According to PwC and Urban Land Institute (ULI), a Washington-based Research NFP Centre, the European Property Market continues to ride the swell on the back of a robust performance from the previous financial year.
By Kumar S
The recent survey conducted by (PwC and ULI, ‘Emerging Trends in Real Estate Europe 2018’ has analyzed markets in 31 European cities and 23 real estate sectors for their investment and development potential.
With a focus on high quality assets across all major European markets, investors have shown an appetite for risk to achieve the targeted returns.
The real estate industry in Europe has seen a slew of innovations in the past 4-5 years with a focus shifting to community-based infrastructure planning, rather than an individual-centred approach. This shift has been one of contributors to growth in this sector despite a stagnant economy across most of Europe.
The rise in urban regeneration has increased development across a comprehensive mix of residential, public spaces and transport and commercial development, which has brought opportunities not only for property investment, but SMBs too.
While physical space and location are still the foundations around which value is created in real estate, shifts in customer expectations in terms of accessibility to private and public services and how spaces are ‘experienced’ are blurring boundaries between sectors and changing how value is delivered.
With interest rates hovering around to 1 percent or even less, the availability of cheap financing has made Europe lucrative for foreign investors.
Properties in Europe are still relatively inexpensive for foreign investors due to a weakened Euro; which has witnessed a sharp decline since 2014. While the Euro is starting to regain ground gradually, though not significantly, industry experts claim that we may expect to see some gain on the currency in the near future if greater property investment is pumped into the European market over 2018.

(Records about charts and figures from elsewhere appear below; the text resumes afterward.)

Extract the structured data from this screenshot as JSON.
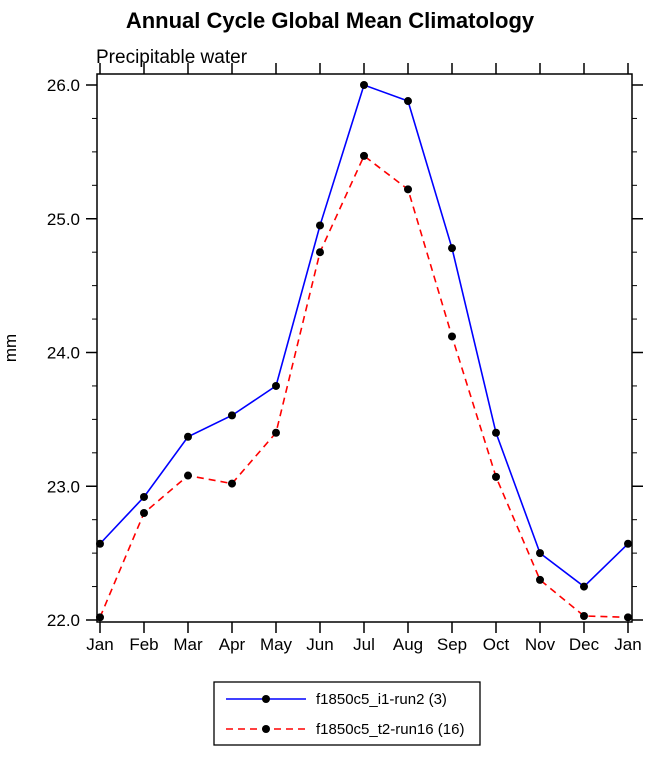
{
  "title": "Annual Cycle Global Mean Climatology",
  "chart_data": {
    "type": "line",
    "subtitle": "Precipitable water",
    "ylabel": "mm",
    "xlabel": "",
    "categories": [
      "Jan",
      "Feb",
      "Mar",
      "Apr",
      "May",
      "Jun",
      "Jul",
      "Aug",
      "Sep",
      "Oct",
      "Nov",
      "Dec",
      "Jan"
    ],
    "ylim": [
      22.0,
      26.0
    ],
    "yticks": [
      22.0,
      23.0,
      24.0,
      25.0,
      26.0
    ],
    "ytick_format": "one_decimal",
    "y_minor_interval": 0.25,
    "grid": false,
    "legend_position": "bottom-center",
    "marker_color": "#000000",
    "series": [
      {
        "name": "f1850c5_i1-run2 (3)",
        "color": "#0000ff",
        "style": "solid",
        "marker": "black-dot",
        "values": [
          22.57,
          22.92,
          23.37,
          23.53,
          23.75,
          24.95,
          26.0,
          25.88,
          24.78,
          23.4,
          22.5,
          22.25,
          22.57
        ]
      },
      {
        "name": "f1850c5_t2-run16 (16)",
        "color": "#ff0000",
        "style": "dashed",
        "marker": "black-dot",
        "values": [
          22.02,
          22.8,
          23.08,
          23.02,
          23.4,
          24.75,
          25.47,
          25.22,
          24.12,
          23.07,
          22.3,
          22.03,
          22.02
        ]
      }
    ]
  }
}
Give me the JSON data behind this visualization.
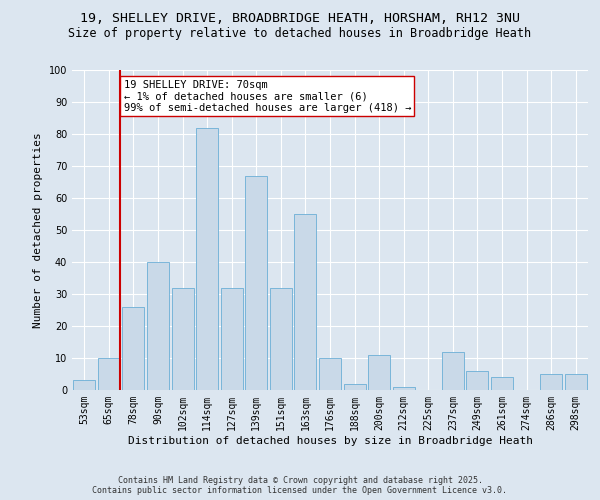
{
  "title1": "19, SHELLEY DRIVE, BROADBRIDGE HEATH, HORSHAM, RH12 3NU",
  "title2": "Size of property relative to detached houses in Broadbridge Heath",
  "xlabel": "Distribution of detached houses by size in Broadbridge Heath",
  "ylabel": "Number of detached properties",
  "categories": [
    "53sqm",
    "65sqm",
    "78sqm",
    "90sqm",
    "102sqm",
    "114sqm",
    "127sqm",
    "139sqm",
    "151sqm",
    "163sqm",
    "176sqm",
    "188sqm",
    "200sqm",
    "212sqm",
    "225sqm",
    "237sqm",
    "249sqm",
    "261sqm",
    "274sqm",
    "286sqm",
    "298sqm"
  ],
  "values": [
    3,
    10,
    26,
    40,
    32,
    82,
    32,
    67,
    32,
    55,
    10,
    2,
    11,
    1,
    0,
    12,
    6,
    4,
    0,
    5,
    5
  ],
  "bar_color": "#c9d9e8",
  "bar_edge_color": "#6baed6",
  "highlight_index": 1,
  "highlight_line_color": "#cc0000",
  "annotation_text": "19 SHELLEY DRIVE: 70sqm\n← 1% of detached houses are smaller (6)\n99% of semi-detached houses are larger (418) →",
  "annotation_box_color": "#ffffff",
  "annotation_box_edge": "#cc0000",
  "ylim": [
    0,
    100
  ],
  "yticks": [
    0,
    10,
    20,
    30,
    40,
    50,
    60,
    70,
    80,
    90,
    100
  ],
  "background_color": "#dce6f0",
  "plot_bg_color": "#dce6f0",
  "footer1": "Contains HM Land Registry data © Crown copyright and database right 2025.",
  "footer2": "Contains public sector information licensed under the Open Government Licence v3.0.",
  "title_fontsize": 9.5,
  "subtitle_fontsize": 8.5,
  "axis_label_fontsize": 8,
  "tick_fontsize": 7,
  "annotation_fontsize": 7.5,
  "footer_fontsize": 6
}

According to a Wall Street Journal report early 2018, the European Banks have opened their coffers for real-estate lending and are competing against each other on interest rates on loans. With the economy showing signs of revival and improving balance sheets, the situation seems likely to improve due the increased availability of debt financing, which is ‘a sign of health’ in the European real-estate market.
The WSJ report claims that French banks like BNP Paribas SA and Natixis SA have increased their real estate portfolio in the past two years. While the former bank made 40 deals in 2017, the latter had also invested heavily in the real-estate sector in the US as well Europe too.
Preferred Asset Class
Investing in property is a preferred option in Europe primarily because of European Central Bank’s monetary policy of keeping the interest rates artificially low which doesn’t leave much of an option for people to invest in anything apart from buying real estate. Bonds are expensive with low yields while stocks are volatile and carry risks. The return on investment in real estate properties however, tends to be humble but assured, drawing investors to this asset class.

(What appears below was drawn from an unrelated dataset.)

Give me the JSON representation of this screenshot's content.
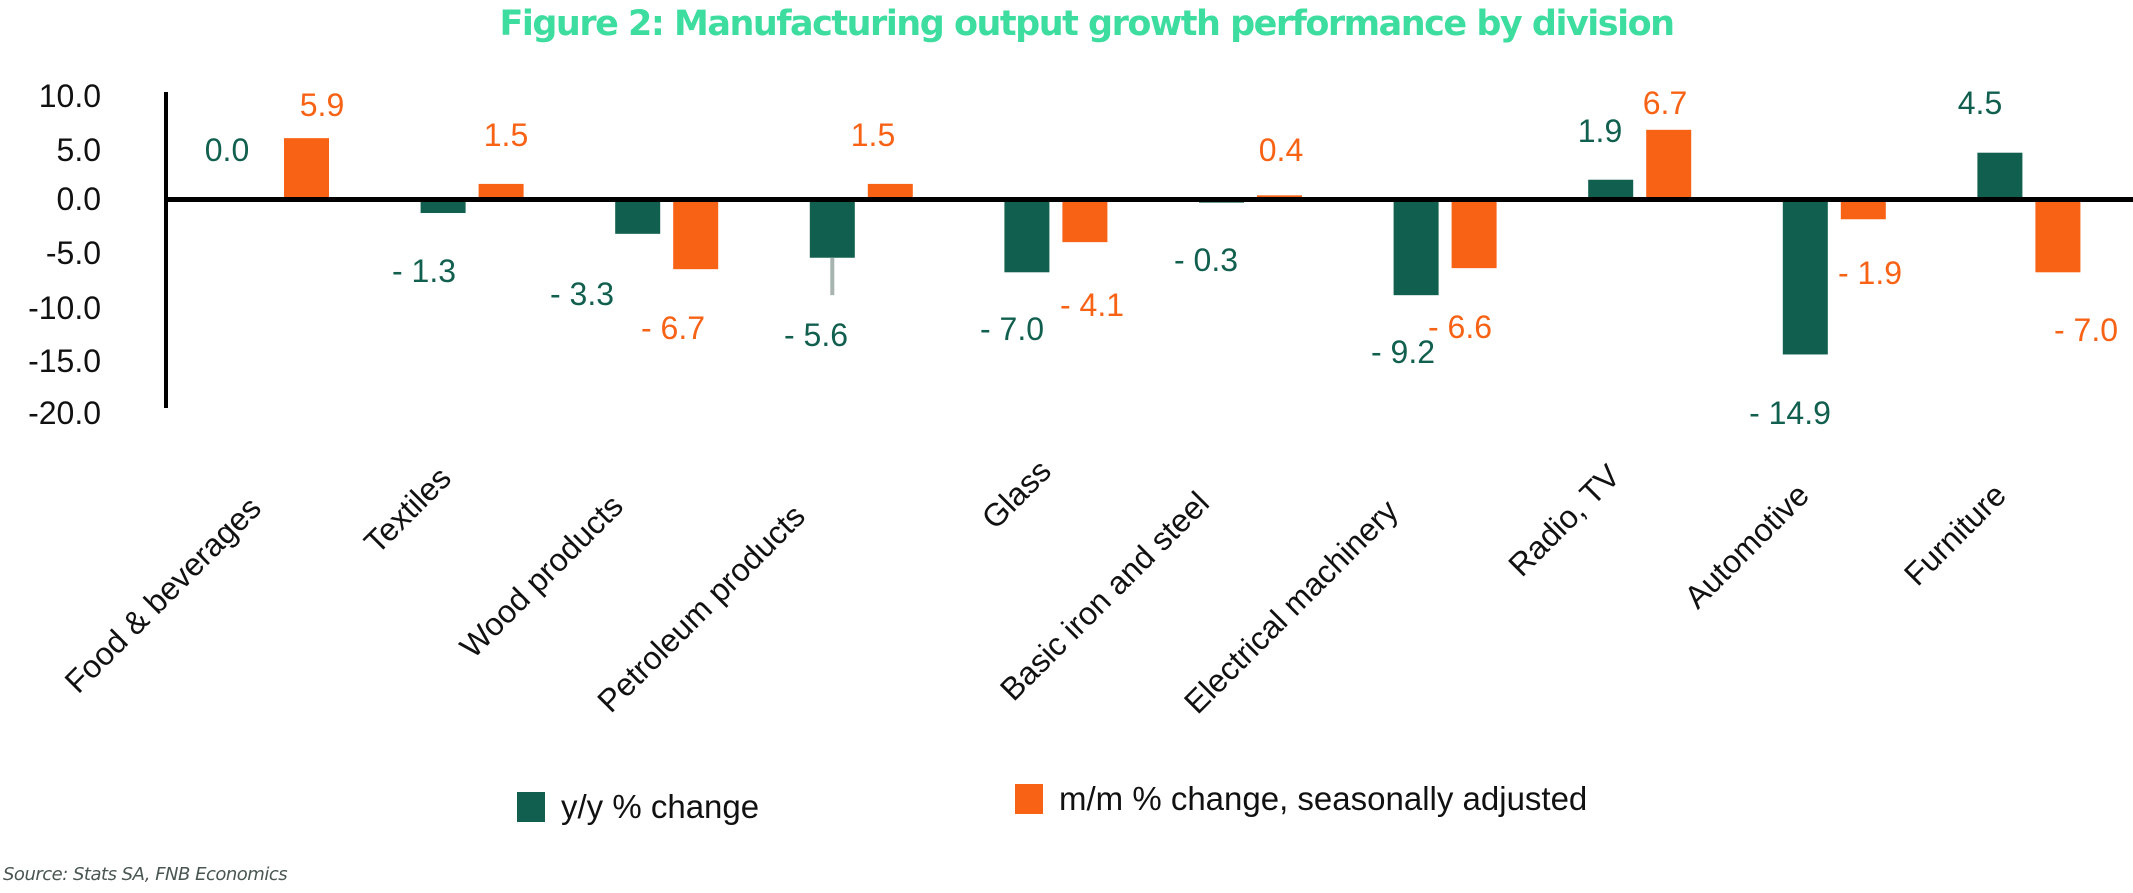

BNP Paribas Fortis Wealth Management expert Pol Robert Tansens advocated for investment in Europe in a recent report published in expatica.com, arguing that the returns will be positive, albeit, low – “a few percent a year cash return is assured”.
The Emerging Trends in Real Estate Europe 2018 Report has ranked Berlin to be the most desirable European city to invest in, followed jointly by Frankfurt and Copenhagen. Munich and Hamburg are not far behind. The cities were ranked according to their overall investment and development prospects.

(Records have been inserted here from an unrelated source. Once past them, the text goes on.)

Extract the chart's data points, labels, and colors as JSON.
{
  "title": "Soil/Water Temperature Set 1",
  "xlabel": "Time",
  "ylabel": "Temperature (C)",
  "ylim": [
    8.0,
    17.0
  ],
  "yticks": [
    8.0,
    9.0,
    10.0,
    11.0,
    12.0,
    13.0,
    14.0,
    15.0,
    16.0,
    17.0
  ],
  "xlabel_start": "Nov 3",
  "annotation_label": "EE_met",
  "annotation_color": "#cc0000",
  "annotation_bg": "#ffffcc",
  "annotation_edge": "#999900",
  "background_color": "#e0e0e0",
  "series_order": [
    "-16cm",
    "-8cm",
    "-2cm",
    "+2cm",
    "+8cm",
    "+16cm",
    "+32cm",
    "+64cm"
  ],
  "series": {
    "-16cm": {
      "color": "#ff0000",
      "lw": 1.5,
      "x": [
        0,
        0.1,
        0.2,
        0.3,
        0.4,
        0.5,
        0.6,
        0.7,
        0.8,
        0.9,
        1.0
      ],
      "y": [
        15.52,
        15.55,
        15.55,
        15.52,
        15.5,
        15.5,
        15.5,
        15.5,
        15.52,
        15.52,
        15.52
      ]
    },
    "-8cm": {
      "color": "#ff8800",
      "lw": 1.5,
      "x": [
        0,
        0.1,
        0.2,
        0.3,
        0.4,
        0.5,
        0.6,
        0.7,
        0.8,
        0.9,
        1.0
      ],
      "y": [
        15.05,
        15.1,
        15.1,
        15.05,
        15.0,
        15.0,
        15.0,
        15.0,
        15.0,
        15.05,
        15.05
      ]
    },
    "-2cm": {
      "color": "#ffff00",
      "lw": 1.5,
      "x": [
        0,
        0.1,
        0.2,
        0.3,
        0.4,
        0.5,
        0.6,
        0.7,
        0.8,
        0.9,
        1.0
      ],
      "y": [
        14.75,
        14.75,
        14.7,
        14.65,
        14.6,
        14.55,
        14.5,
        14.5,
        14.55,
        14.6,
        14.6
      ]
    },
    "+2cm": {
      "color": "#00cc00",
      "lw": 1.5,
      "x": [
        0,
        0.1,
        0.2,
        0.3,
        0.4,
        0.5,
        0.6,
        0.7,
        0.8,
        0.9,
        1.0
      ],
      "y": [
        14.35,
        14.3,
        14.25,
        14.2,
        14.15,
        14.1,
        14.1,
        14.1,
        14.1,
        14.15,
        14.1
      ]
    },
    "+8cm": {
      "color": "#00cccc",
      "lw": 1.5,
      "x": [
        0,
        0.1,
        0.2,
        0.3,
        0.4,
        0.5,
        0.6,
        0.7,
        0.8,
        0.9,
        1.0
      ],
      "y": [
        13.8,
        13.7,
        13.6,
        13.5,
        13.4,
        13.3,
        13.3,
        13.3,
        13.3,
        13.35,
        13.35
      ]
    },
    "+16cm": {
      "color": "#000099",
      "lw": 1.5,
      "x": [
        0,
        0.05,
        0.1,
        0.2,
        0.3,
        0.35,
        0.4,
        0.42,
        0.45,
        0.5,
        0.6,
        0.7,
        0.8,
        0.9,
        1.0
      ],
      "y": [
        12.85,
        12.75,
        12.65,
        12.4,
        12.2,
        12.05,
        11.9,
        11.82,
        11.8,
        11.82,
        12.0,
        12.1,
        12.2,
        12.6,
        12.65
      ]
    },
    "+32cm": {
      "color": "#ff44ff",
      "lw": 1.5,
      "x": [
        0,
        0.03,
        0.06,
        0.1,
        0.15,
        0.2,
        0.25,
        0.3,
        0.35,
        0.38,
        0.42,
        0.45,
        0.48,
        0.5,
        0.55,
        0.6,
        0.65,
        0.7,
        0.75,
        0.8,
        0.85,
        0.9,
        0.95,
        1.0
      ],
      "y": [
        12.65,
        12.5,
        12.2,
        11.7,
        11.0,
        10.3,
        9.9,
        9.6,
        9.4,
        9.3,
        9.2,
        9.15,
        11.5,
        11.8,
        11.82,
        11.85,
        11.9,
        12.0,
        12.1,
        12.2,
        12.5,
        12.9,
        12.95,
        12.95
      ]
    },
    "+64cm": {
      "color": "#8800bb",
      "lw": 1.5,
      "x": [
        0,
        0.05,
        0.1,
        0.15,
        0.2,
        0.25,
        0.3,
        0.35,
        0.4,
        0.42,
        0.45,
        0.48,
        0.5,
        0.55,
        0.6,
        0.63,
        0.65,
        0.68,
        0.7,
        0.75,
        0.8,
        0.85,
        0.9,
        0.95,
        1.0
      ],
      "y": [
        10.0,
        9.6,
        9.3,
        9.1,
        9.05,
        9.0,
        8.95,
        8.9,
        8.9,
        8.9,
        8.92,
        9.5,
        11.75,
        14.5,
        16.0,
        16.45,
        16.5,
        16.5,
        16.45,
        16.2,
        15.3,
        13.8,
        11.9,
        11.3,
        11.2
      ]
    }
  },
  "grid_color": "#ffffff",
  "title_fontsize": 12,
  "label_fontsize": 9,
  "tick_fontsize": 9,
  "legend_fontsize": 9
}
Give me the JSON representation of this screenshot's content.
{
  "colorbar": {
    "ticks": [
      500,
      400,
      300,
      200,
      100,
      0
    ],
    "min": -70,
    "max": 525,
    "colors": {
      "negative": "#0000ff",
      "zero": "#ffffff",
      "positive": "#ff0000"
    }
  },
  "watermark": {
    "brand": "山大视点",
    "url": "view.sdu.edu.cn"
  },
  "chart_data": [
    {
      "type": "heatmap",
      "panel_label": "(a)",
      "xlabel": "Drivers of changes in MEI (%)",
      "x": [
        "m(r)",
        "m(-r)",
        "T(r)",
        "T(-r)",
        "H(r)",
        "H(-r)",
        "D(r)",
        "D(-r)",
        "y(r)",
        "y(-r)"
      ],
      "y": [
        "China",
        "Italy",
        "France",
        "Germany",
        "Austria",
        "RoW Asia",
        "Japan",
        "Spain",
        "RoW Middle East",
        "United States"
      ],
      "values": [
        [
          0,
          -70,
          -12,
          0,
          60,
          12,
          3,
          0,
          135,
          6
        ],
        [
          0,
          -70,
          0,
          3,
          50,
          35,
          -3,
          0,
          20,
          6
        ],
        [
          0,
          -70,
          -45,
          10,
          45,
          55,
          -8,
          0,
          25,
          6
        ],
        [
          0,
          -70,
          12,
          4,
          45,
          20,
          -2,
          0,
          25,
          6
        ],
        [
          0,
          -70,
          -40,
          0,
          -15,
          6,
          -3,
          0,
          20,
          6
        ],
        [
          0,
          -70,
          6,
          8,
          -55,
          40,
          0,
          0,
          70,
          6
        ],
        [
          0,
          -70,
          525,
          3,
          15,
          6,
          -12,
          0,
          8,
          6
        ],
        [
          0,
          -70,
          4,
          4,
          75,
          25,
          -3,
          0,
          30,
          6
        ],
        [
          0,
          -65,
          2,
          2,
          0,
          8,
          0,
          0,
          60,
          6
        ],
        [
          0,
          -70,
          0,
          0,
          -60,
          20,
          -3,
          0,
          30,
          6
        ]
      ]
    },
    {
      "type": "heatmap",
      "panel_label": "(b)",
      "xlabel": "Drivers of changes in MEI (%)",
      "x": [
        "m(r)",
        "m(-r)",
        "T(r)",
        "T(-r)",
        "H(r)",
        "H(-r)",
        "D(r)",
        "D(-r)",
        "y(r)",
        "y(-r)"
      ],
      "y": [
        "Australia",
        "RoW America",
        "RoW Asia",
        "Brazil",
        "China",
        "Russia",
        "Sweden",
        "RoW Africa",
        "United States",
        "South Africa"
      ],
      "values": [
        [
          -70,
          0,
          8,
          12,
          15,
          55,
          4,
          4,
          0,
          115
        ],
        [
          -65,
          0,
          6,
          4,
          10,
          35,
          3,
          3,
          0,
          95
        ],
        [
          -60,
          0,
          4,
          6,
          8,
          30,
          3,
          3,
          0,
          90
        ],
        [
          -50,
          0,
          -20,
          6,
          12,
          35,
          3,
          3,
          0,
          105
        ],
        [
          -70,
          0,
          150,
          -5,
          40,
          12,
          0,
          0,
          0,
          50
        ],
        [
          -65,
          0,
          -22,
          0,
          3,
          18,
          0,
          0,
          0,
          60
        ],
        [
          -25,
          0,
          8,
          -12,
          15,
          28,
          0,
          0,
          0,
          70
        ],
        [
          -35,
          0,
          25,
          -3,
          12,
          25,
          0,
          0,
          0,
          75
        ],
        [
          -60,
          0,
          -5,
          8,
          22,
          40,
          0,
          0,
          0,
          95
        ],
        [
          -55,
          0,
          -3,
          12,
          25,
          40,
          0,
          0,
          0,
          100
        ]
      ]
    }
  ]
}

The report pits Copenhagen to be one of the top bets in residential investment. The Danish city has witnessed a rebound in sentiments in the real estate sector on the back of strong employment growth.
According to real estate giant, Knight Frank, Paris is another city which remains a top draw for ultra-high net worth individuals. The French capital saw apartment prices hit a record high last year, being second only to London and 12th overall out of 40 around the world, the report said.
Brexit continues to be a thaw in the UK property market which has resulted in falling investments across the country. The uncertainty of Brexit negotiations looms large over the market which has already taken a hit in recent times. The prices have fallen unexpectedly in February amid a weaker economic backdrop and weakening household incomes according to a report by The Guardian.
The February decline drove down the annual rate of UK house price growth to 2.2 percent, the weakest in six months and less than half the 4.5 percent during the corresponding month in a year ago period, the report said.
However, not everyone is glum about Brexit. Some media reports have suggested that Germany’s financial centre – Frankfurt – has benefitted from the UK’s decision to exit European Union, pooling more investments to Germany, though the scale of the impact may be up for debate.
Overpricing is an issue which has plagued the European property market with concerns of right valuation of properties and return on investments.
Mario Draghi, the president of the European Central Bank had also expressed concerns over the inflated prices of properties warranting close monitoring on commercial properties to avoid any possible ‘asset bubble’ situation.
There are also concerns on the stagnancy in inflation rate which might not give good returns on investments in property. The average inflation across Europe stood at 1.5 percent for the most part of 2017.
Fears of a situation leading to deflation are also emanating from some corners. If such a situation arises, asset value might take a slide leading to even more abysmal returns.
One of the key influencers over the next 4-5 years in the overall real estate strategy will be creating a robust residential and workplace environment. With urbanization set to increase in the coming years, space optimization will pose interesting challenges for the industry.